Two weekends ago, I walked into my fraternity's bathroom a few minutes past midnight to see one non-member relieving himself in the sink while his unaffiliated friend used our shower. As if this absurd display wasn't enough, the two did their business while having a conversation about how disgusting the bathroom was! This moment of thickheaded hypocrisy fully encapsulates the crisis of carelessness ravaging Dartmouth's social spaces.

Some would argue that this is exclusively a male problem, but this belief is flawed. Last week, I watched two female students lock themselves in a bathroom stall with a 30 rack of Keystone they stole from the basement of a fraternity and drink 16 beers between them. I can recount the exact number of drinks they had because each empty can was left in the toilet bowl.

Why then do we act this way? It is an issue of environment more than it is a matter of maturity. While intoxicated 18- to 22-year-olds may not be renowned for their pristine judgment, there is a marked difference between the way Dartmouth students treat their own homes -- or even their dorm rooms -- and how they treat public social spaces on campus.

The general state of filth for which fraternities, especially, have built a reputation surely contributes to the contagiously inconsiderate mindset of visitors. Undoubtedly, certain members of the organizations that open themselves up to public social events add to the wreckage that envelops their own places of residence each weekend. Some of the onus is indeed on the Greek houses to -- literally speaking -- clean up their act.

Nevertheless, using the excuse of, "well, the brothers do it," only carries so much moral weight. There is, of course, the theory that if you pay rent and pay for beer, you are more entitled to act as you want within your own house. Guests, who are invited into houses and offered an unlimited supply of alcohol free of charge, have no right to abuse this hospitality. It seems that Dartmouth students have a tendency to forget that people actually live in Greek houses.

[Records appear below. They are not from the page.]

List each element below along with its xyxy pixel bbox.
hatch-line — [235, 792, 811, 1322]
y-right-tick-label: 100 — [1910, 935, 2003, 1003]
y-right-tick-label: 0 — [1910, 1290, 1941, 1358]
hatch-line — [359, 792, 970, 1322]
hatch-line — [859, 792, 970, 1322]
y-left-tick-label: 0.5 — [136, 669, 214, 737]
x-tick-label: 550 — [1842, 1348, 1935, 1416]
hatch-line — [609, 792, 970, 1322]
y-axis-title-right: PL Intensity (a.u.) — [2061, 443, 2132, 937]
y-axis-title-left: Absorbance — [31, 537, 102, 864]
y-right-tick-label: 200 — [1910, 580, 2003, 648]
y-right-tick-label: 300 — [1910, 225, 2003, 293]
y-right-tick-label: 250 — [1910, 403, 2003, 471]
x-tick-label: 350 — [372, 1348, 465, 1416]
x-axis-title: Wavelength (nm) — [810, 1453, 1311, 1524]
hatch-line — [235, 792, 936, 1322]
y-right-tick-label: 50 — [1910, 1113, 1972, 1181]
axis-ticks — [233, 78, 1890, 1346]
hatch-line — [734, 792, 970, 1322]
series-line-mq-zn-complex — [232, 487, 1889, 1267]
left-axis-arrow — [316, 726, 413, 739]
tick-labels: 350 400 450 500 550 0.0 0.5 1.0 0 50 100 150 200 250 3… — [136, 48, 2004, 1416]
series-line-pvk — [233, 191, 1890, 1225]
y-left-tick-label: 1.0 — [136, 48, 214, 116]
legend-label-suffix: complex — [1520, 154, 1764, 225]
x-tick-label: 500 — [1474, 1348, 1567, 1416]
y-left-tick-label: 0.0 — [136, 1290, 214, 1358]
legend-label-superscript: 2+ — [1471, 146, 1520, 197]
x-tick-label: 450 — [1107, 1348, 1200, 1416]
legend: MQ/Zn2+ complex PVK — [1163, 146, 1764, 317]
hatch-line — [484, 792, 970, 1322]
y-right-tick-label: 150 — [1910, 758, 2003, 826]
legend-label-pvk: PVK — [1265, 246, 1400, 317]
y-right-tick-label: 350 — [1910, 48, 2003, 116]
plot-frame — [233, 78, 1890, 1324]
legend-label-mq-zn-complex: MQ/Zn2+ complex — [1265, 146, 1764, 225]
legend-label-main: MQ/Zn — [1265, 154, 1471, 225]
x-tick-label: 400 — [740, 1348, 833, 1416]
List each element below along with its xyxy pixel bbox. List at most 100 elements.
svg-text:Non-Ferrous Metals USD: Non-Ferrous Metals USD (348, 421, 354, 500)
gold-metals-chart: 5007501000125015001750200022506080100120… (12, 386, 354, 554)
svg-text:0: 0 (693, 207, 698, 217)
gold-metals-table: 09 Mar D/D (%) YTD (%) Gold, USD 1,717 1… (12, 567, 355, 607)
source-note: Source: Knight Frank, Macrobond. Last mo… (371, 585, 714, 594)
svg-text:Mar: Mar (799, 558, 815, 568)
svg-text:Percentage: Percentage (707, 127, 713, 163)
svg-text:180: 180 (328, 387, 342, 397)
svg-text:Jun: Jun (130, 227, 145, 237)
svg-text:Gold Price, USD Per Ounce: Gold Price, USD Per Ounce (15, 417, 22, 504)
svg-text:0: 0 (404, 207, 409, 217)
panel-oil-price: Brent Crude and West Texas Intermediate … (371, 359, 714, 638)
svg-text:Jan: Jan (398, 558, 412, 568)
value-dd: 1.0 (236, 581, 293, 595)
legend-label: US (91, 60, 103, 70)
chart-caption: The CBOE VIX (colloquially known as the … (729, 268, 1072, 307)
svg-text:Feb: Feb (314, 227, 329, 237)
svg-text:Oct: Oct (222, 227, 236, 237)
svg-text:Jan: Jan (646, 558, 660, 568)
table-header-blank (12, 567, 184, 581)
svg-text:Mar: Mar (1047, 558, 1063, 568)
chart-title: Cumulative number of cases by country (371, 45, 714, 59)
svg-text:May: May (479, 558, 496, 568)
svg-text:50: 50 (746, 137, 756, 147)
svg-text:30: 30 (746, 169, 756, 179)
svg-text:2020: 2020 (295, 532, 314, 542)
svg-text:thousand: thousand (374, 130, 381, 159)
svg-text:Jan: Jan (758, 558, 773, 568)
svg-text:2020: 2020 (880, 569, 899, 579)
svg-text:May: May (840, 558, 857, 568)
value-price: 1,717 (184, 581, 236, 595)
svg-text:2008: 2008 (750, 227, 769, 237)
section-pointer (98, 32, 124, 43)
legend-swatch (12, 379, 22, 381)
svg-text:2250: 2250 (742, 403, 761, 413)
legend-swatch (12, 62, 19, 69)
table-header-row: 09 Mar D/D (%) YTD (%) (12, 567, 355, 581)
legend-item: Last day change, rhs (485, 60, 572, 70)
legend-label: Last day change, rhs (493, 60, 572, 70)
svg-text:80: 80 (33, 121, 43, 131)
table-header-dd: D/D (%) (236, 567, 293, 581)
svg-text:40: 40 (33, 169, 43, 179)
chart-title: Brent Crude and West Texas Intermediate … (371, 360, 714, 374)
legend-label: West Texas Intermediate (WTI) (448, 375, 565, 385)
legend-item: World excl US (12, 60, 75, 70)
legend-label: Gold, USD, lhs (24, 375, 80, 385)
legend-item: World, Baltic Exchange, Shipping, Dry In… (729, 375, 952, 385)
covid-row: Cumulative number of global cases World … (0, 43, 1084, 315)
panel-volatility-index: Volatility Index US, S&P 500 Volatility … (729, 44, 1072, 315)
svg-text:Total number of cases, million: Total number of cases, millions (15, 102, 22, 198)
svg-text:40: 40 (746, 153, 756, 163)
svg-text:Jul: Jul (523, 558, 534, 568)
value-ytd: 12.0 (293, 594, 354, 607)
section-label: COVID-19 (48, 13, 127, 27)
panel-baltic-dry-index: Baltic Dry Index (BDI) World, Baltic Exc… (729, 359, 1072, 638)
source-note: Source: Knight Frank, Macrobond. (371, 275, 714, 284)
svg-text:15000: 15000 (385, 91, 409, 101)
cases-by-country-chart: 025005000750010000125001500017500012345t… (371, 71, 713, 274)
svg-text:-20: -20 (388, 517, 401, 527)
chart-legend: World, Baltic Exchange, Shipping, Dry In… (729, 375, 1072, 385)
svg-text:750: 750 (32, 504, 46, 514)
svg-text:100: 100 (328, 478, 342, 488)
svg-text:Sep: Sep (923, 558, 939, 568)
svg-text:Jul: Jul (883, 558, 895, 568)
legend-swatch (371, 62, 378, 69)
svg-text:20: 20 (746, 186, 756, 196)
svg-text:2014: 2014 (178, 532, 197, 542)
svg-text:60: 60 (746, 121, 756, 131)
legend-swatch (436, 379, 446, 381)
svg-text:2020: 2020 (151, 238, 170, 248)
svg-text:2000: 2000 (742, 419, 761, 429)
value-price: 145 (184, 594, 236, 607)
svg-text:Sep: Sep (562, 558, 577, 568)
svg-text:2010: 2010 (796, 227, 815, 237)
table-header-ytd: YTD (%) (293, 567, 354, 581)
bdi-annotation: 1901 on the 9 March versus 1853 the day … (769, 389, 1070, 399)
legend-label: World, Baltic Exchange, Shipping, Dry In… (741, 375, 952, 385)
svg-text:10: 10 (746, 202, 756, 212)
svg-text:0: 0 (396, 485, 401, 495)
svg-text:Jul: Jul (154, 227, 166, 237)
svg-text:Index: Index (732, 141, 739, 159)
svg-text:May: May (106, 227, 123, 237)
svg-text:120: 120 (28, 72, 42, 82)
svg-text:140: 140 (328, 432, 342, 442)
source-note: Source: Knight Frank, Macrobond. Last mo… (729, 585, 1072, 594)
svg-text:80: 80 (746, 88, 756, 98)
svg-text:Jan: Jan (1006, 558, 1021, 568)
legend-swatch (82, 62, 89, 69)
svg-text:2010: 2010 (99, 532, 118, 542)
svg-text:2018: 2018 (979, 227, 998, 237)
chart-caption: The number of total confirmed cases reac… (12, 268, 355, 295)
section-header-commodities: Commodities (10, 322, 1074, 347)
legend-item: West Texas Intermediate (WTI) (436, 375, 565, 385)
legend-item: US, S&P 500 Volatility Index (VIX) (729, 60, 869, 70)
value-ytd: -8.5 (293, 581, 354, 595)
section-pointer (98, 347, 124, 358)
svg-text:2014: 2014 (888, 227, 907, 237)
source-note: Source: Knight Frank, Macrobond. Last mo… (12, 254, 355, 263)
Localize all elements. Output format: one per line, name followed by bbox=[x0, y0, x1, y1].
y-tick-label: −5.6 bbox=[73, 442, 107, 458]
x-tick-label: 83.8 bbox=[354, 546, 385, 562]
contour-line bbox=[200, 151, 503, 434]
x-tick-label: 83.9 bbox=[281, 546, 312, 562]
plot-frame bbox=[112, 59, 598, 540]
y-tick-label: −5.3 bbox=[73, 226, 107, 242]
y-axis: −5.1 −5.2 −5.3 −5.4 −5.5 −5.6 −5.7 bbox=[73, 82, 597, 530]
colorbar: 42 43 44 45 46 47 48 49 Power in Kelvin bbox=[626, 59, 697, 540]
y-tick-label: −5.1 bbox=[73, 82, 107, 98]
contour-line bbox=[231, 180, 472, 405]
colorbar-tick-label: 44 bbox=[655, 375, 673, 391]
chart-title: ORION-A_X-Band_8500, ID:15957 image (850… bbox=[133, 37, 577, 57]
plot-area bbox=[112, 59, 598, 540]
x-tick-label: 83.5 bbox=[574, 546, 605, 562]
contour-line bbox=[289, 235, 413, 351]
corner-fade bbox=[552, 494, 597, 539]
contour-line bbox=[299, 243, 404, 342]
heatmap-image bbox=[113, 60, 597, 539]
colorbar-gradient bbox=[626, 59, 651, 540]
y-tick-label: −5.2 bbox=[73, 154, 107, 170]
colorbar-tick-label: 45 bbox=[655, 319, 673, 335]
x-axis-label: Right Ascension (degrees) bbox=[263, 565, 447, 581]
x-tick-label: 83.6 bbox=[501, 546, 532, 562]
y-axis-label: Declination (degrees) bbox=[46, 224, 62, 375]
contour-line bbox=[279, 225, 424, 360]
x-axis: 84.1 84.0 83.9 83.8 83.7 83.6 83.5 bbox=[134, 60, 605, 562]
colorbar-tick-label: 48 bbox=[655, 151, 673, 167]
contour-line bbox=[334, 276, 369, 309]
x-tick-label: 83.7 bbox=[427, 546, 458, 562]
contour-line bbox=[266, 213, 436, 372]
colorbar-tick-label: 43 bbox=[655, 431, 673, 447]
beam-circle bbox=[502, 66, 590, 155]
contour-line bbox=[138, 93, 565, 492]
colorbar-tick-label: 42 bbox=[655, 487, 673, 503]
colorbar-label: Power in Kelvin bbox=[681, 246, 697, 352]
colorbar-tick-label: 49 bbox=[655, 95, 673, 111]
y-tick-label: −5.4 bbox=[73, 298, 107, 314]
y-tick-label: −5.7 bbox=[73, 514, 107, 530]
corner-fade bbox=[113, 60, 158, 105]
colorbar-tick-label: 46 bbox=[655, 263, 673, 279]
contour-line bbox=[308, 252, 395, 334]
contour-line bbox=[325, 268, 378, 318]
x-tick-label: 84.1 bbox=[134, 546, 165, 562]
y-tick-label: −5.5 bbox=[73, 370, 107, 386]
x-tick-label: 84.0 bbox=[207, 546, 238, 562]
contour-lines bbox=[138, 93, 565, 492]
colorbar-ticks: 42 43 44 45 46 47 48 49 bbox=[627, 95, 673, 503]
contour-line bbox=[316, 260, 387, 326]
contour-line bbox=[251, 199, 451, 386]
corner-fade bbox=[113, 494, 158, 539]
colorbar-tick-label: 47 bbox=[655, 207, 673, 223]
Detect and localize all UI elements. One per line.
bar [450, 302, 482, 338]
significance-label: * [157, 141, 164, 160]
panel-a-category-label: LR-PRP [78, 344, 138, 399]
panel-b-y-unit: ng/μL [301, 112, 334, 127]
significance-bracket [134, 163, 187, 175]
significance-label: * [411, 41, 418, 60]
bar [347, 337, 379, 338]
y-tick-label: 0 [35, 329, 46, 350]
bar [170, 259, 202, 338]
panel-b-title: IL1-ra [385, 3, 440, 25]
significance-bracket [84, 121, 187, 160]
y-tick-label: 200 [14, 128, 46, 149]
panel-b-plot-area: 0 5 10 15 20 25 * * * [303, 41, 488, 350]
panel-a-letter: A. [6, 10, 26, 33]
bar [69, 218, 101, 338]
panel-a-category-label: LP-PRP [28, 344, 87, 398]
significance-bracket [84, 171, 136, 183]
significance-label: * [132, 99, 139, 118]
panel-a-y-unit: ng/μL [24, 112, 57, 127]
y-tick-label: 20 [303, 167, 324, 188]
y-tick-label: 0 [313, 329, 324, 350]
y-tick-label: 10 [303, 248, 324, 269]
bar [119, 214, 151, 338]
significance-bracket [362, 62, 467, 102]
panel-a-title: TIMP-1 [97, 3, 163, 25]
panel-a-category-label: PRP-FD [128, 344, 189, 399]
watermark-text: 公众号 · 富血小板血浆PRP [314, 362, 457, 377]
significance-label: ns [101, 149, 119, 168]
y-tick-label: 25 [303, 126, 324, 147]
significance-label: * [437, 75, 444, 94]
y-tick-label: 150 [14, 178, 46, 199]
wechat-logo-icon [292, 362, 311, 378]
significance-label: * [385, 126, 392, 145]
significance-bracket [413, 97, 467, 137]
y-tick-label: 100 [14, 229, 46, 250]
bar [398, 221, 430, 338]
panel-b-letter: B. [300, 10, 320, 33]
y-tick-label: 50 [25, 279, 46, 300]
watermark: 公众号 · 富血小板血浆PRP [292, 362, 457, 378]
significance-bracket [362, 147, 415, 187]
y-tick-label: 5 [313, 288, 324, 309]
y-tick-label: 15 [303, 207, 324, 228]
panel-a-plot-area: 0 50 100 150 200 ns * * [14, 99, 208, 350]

Stop keying doorways. Aim for the toilet bowl rather than the floor. Realize that pulling another house's fire alarm because you're drunk and bored is objectionable. Even if the basement you walk into smells like a conglomeration of mud, stale beer and bodily fluids, you are still a guest.

Make no mistake, college should remain the last time we can truly act our age. But if, after four years, you've learned nothing about how to treat others' belongings and homes, you'll leave school as immature as you came.